Created attachment 424764 [details] log files and condor_config.local Version-Release number of selected component (if applicable): condor-7.4.3-0.19.el5 How reproducible: starters for all slots have crashed at least once Steps to Reproduce: 1. set ulimit -n to 8192 2. set NUM_CPUS=1024 3. restart condor 4. submit jobs Actual results: There are crashes of Starter Expected results: There are just error messages and no crash. Additional info: 06/16 00:01:47 ERROR: SECMAN:2003:TCP auth connection to <:43475> failed. 06/16 00:01:47 ERROR "FAILED TO SEND INITIAL KEEP ALIVE TO OUR PARENT <:43475>" at line 9417 in file daemon_core.cpp 06/16 00:01:47 ShutdownFast all jobs. Stack dump for process 27794 at timestamp 1276660907 (11 frames) condor_starter(dprintf_dump_stack+0x44)[0x81033f4] condor_starter[0x8105154] [0x9c4420] /lib/libc.so.6(abort+0x101)[0x2af701] condor_starter(_EXCEPT_+0x93)[0x81032c3] condor_starter(_ZN10DaemonCore17SendAliveToParentEv+0x45d)[0x80f5c3d] condor_starter(_ZN12TimerManager7TimeoutEv+0x14b)[0x810295b] condor_starter(_ZN10DaemonCore6DriverEv+0x244)[0x80ea454] condor_starter(main+0xd80)[0x80fded0] /lib/libc.so.6(__libc_start_main+0xdc)[0x29ae9c] condor_starter[0x80b53a1]

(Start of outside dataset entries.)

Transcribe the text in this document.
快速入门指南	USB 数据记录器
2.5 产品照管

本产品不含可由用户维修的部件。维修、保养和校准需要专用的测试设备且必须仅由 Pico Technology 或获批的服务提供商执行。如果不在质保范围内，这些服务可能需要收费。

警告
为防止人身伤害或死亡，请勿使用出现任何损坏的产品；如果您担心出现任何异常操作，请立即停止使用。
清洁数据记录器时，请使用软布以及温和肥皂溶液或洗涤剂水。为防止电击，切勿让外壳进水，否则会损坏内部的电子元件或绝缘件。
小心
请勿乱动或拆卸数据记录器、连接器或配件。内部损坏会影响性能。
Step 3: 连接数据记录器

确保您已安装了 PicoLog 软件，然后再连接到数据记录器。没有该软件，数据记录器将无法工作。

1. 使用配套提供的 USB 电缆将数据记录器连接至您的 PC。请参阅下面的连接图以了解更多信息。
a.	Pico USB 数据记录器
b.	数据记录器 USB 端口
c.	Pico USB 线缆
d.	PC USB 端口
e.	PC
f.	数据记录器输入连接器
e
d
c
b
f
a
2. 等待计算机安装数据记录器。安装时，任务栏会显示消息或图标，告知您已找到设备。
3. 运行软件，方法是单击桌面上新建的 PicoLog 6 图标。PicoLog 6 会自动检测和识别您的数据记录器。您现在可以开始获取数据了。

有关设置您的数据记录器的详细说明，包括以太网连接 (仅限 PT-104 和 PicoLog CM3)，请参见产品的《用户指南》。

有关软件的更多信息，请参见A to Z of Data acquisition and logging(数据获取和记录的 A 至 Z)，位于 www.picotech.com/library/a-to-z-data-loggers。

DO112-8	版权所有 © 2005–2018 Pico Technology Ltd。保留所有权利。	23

Please take a look at the condor_startd's CPU usage. I imagine it is pegging a core. You are using NUM_CPUS=1024, and presumably not using partitionable slots. The Startd is not optimized to run on machines with 1024 cores. This error is likely from a lagging Startd. You could attempt to eliminate the error by tuning MAX_ACCEPTS_PER_CYCLE, which I'd be interested in hearing about, but more likely you should reduce the NUM_CPUS. If you need many slots for scale testing you should run multiple Startds whose sum of NUM_CPUS is 1024, say start with 5.
I know I should set up less cpus there. But I think starter has not to crash because of startd cannot serve it.
I've submitted those jobs by: for i in `seq 10`; do condor_submit job.sub >/dev/null 2>/dev/null; echo "$i";sleep 60;done cat job.sub: Universe=vanilla Executable=/bin/sleep Arguments=10 Queue 1000000
The stack is coming from ABORT_ON_EXCEPTION=True in configuration. The exit after failing to send the initial keep alive is expected.